Below is the implementation of the above approach:

  • C++

// C++ program to finds the number of pairs (x, y)

// in an array such that x^y > y^x

#include <bits/stdc++.h>

using namespace std;

// Function to return count of pairs with x as one element

// of the pair.

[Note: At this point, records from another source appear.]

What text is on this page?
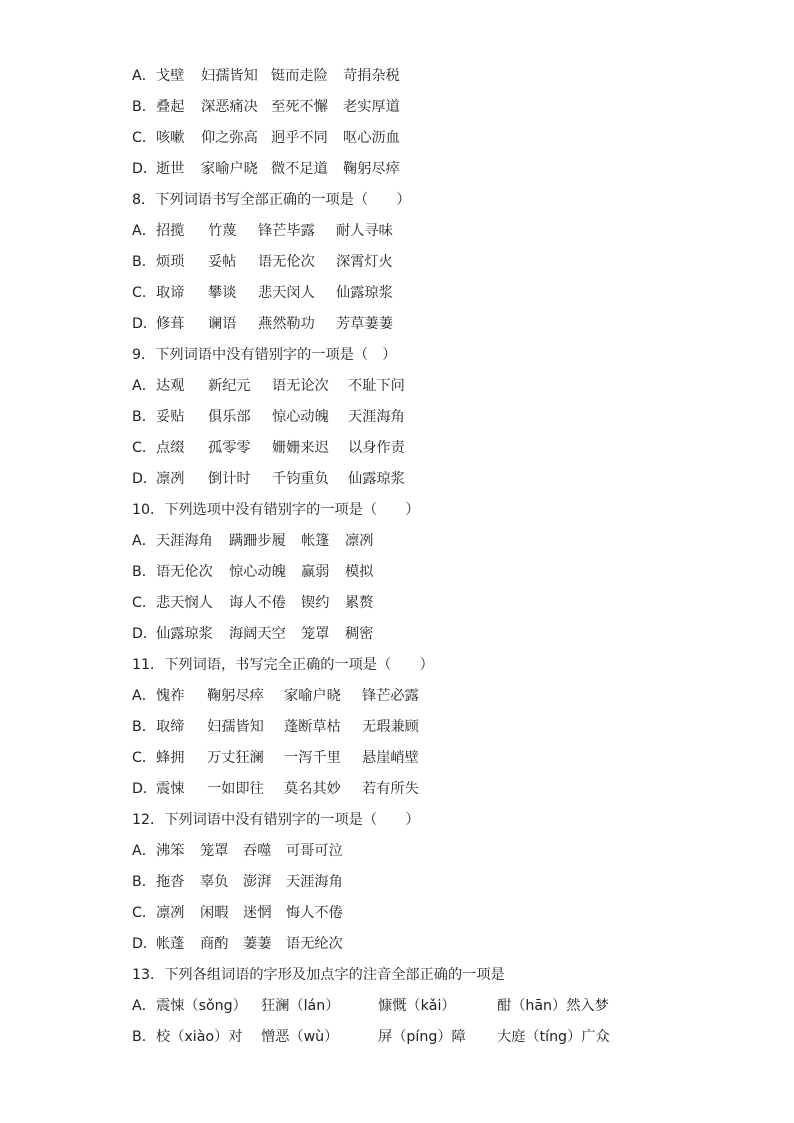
A．戈壁 妇孺皆知 铤而走险 苛捐杂税
B．叠起 深恶痛决 至死不懈 老实厚道
C．咳嗽 仰之弥高 迥乎不同 呕心沥血
D．逝世 家喻户晓 微不足道 鞠躬尽瘁
8．下列词语书写全部正确的一项是（　　）
A．招揽 竹蔑 锋芒毕露 耐人寻味
B．烦琐 妥帖 语无伦次 深霄灯火
C．取谛 攀谈 悲天闵人 仙露琼浆
D．修葺 谰语 燕然勒功 芳草萋萋
9．下列词语中没有错别字的一项是（　）
A．达观 新纪元 语无论次 不耻下问
B．妥贴 俱乐部 惊心动魄 天涯海角
C．点缀 孤零零 姗姗来迟 以身作责
D．凛冽 倒计时 千钧重负 仙露琼浆
10．下列选项中没有错别字的一项是（　　）
A．天涯海角 蹒跚步履 帐篷 凛冽
B．语无伦次 惊心动魄 赢弱 模拟
C．悲天悯人 诲人不倦 锲约 累赘
D．仙露琼浆 海阔天空 笼罩 稠密
11．下列词语，书写完全正确的一项是（　　）
A．愧祚 鞠躬尽瘁 家喻户晓 锋芒必露
B．取缔 妇孺皆知 蓬断草枯 无瑕兼顾
C．蜂拥 万丈狂澜 一泻千里 悬崖峭壁
D．震悚 一如即往 莫名其妙 若有所失
12．下列词语中没有错别字的一项是（　　）
A．沸笨 笼罩 吞噬 可哥可泣
B．拖沓 辜负 澎湃 天涯海角
C．凛冽 闲暇 迷惘 悔人不倦
D．帐蓬 商酌 萋萋 语无纶次
13．下列各组词语的字形及加点字的注音全部正确的一项是
A．震悚（sǒng） 狂澜（lán）	慷慨（kǎi）	酣（hān）然入梦
B．校（xiào）对 憎恶（wù）	屏（píng）障 大庭（tíng）广众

It mainly looks for all values in Y[] where

// x ^ Y[i] > Y[i] ^ x

int count( int x, int Y[], int n, int NoOfY[])

{

// If x is 0, then there cannot be any value in Y such

// that x^Y[i] > Y[i]^x

if (x == 0)

return 0;

// If x is 1, then the number of pais is equal to number

// of zeroes in Y[]

if (x == 1)

return NoOfY[0];

// Find number of elements in Y[] with values greater

// than x upper_bound() gets address of first greater

// element in Y[0..n-1]

int * idx = upper_bound(Y, Y + n, x);

int ans = (Y + n) - idx;

// If we have reached here, then x must be greater than

// 1, increase number of pairs for y=0 and y=1

ans += (NoOfY[0] + NoOfY[1]);

// Decrease number of pairs for x=2 and (y=4 or y=3)

if (x == 2)

ans -= (NoOfY[3] + NoOfY[4]);

// Increase number of pairs for x=3 and y=2

if (x == 3)

ans += NoOfY[2];

return ans;

}

// Function to return count of pairs (x, y) such that

// x belongs to X[], y belongs to Y[] and x^y > y^x

int countPairs( int X[], int Y[], int m, int n)

{

// To store counts of 0, 1, 2, 3 and 4 in array Y

int NoOfY[5] = { 0 };

for ( int i = 0; i < n; i++)

if (Y[i] < 5)

NoOfY[Y[i]]++;

// Sort Y[] so that we can do binary search in it

sort(Y, Y + n);

int total_pairs = 0; // Initialize result

// Take every element of X and count pairs with it

for ( int i = 0; i < m; i++)

total_pairs += count(X[i], Y, n, NoOfY);

return total_pairs;

}

// Driver program

int main()

{

int X[] = { 2, 1, 6 };

int Y[] = { 1, 5 };

int m = sizeof (X) / sizeof (X[0]);

int n = sizeof (Y) / sizeof (Y[0]);

cout << "Total pairs = " << countPairs(X, Y, m, n);

return 0;

}

Output

Total pairs = 3

Time Complexity: O(nLogn + mLogn), where m and n are the sizes of arrays X[] and Y[] respectively. The sort step takes O(nLogn) time. Then every element of X[] is searched in Y[] using binary search. This step takes O(mLogn) time.